Monday, November 3, 2014

Transitioning to a professional software development role: part 1

I've spent 14+ years in the software industry in either an IC (individual contributor) role, as an engineering lead, or as a manager. I've worked in both the public and private sector. I've worked at companies as large as 100,000+ people and as small as 19 people. One thing that's been pretty consistent over time is that people first entering into the software industry are ill-prepared for what it means to be a professional software developer. This is equally as true for those coming out of college as it is for those transitioning to software from another industry.

What I'd like to do in this post is outline some of the gaps I've seen in people's preparation and try to pave the way toward helping those interested in software development understand what's expected of them in the industry and how to be prepared.

While the following post will focus on being a good software developer, most of what I outline is applicable to other roles in the software industry such as project/program/product management.

This will be a mult-part post. In part one I will focus on what software development is not.

Being a good software developer is not just being able to code

You're part of a team. Software development isn't just about solving problems with efficient algorithms. You're part of a team which is part of a larger ecosystem. There are product people trying to manage the vision of the software. Their are project people trying to manage the cadence of the software life-cycle. There are other engineers consuming the output of your work. There are internal and external customers trying to use your software to make their lives more meaningful either by being more efficient, participating in some sort of community, or just goofing off playing a game you've written.

Because of this people are relying on you to be an effective communicator. They're relying on you to be effective with time management. They're relying on you to ask for help when you get stuck. They expect you not to go dark. And they're relying on you to help them out when they get stuck.

Essentially you're part of a new tribe, each person having different but overlapping responsibilities. It's important to remember to grow your skills both technically AND with soft skills.

Being a good software developer is not about being clever

One of the biggest mistakes I see newer folks in the software industry make is trying to be too clever in their solutions. Writing software that lasts is about simplicity. Learning to write simple code that clearly communicates it's intentions and intended purpose(s) means that it will be used effectively. Writing code that is clear means that it's readable.

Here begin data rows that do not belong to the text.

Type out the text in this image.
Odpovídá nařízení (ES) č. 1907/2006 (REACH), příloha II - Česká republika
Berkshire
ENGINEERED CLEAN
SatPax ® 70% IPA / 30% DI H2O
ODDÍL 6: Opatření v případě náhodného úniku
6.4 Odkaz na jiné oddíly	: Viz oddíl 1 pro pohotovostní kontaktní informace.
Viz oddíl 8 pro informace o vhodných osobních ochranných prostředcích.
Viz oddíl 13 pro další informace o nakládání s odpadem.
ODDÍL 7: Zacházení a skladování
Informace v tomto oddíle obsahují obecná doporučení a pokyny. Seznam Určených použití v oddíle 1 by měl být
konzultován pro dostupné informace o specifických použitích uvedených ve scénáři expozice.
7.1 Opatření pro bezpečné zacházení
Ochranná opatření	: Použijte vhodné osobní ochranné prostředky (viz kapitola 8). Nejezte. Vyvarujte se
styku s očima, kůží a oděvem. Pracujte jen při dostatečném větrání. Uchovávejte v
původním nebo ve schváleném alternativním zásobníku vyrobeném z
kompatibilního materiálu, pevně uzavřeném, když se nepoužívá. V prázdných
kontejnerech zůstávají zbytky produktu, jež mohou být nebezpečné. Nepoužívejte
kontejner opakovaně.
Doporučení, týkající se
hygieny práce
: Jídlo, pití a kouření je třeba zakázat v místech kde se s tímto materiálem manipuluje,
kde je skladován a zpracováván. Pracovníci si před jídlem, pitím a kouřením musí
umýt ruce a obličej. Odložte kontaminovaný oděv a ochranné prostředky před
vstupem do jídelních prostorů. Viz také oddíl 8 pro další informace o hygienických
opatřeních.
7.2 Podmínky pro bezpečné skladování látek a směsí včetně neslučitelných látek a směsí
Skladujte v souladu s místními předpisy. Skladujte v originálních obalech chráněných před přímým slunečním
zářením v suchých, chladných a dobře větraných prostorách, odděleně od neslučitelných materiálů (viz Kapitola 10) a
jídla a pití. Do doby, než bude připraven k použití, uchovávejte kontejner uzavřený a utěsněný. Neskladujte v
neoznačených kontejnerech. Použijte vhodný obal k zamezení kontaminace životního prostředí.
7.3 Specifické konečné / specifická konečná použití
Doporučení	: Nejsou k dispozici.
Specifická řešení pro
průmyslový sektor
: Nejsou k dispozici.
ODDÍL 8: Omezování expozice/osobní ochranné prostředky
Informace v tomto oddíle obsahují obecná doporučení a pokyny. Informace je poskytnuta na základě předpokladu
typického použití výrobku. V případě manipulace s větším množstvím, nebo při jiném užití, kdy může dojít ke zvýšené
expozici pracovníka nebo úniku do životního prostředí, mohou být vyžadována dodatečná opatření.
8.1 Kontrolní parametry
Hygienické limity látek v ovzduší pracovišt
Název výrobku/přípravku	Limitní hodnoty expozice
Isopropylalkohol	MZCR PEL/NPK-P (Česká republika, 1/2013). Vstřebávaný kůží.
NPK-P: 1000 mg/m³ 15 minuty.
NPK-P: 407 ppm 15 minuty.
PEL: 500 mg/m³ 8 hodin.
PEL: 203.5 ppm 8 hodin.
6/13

In the software industry you're going to spend more of your time reading other peoples code than you will actually writing code. It's important to learn what it means to write readable code.  I would highly recommend you read the book Clean Code: A Handbook of Agile Software Craftsmanship.

Being a good software developer is not about personal style

Every industry has it's own DSL (domain specific language). That DSL helps people to communicate more effectively within the industry by removing ambiguity and subjectivity. Software development has several different layers of DSLs that it is important to learn.

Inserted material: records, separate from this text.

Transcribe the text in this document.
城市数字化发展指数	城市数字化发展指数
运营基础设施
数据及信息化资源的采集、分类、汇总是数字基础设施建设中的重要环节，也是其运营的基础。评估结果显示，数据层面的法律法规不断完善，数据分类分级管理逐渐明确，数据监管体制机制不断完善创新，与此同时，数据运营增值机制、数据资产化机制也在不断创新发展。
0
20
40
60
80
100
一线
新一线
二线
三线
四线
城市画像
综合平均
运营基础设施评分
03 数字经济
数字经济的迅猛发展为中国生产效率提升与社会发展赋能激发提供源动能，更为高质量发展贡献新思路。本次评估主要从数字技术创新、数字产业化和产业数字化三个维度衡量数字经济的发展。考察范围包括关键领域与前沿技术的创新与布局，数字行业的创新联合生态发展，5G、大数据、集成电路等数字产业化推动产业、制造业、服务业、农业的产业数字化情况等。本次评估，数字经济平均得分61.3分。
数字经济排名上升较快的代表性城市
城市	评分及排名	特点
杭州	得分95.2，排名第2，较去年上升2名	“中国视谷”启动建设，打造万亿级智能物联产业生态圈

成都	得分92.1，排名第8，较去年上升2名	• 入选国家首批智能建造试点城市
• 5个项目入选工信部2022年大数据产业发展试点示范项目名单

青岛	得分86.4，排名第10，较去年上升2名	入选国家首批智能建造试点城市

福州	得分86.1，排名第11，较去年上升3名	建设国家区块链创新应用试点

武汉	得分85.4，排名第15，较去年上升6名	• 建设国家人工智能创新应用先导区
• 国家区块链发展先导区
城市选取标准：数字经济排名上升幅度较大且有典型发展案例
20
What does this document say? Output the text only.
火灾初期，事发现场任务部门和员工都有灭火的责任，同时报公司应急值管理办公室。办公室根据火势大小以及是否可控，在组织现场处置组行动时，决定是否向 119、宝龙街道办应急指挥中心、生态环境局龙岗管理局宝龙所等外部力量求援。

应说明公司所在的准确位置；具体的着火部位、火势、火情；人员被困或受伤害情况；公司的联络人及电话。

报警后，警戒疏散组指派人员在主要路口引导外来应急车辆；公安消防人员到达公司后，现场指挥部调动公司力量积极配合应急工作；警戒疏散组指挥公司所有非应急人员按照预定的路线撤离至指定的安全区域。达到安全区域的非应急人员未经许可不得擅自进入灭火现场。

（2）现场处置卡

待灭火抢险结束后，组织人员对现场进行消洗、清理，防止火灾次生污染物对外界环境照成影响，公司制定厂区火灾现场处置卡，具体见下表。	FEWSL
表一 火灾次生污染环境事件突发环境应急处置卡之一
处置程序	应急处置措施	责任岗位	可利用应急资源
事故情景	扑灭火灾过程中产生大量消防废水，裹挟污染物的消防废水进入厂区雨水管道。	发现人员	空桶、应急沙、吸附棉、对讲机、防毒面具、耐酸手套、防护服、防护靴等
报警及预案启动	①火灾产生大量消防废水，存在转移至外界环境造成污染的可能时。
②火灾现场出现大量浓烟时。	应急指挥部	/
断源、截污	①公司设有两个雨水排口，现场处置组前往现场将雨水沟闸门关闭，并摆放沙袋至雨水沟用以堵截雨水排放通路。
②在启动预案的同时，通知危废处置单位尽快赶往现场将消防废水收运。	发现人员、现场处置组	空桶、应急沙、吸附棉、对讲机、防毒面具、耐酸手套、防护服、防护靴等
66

There are language specific idioms and standards that it's important to be familiar with. There are platform specific standards. For instance standard *nix programs tend to do one thing that can be chained (or composed) with other programs (by piping) to serve some larger purpose. Whereas on the other hand, Windows programs tend to be monolothic in nature and self contained. It's important to know what the standards are for the platform you're working on.

In the same way there are going to be general coding standards that are industry accepted as well as coding standards that are specific your new organization. Your organization will also likely have it's own set of standard tooling for development, deployment, and distribution.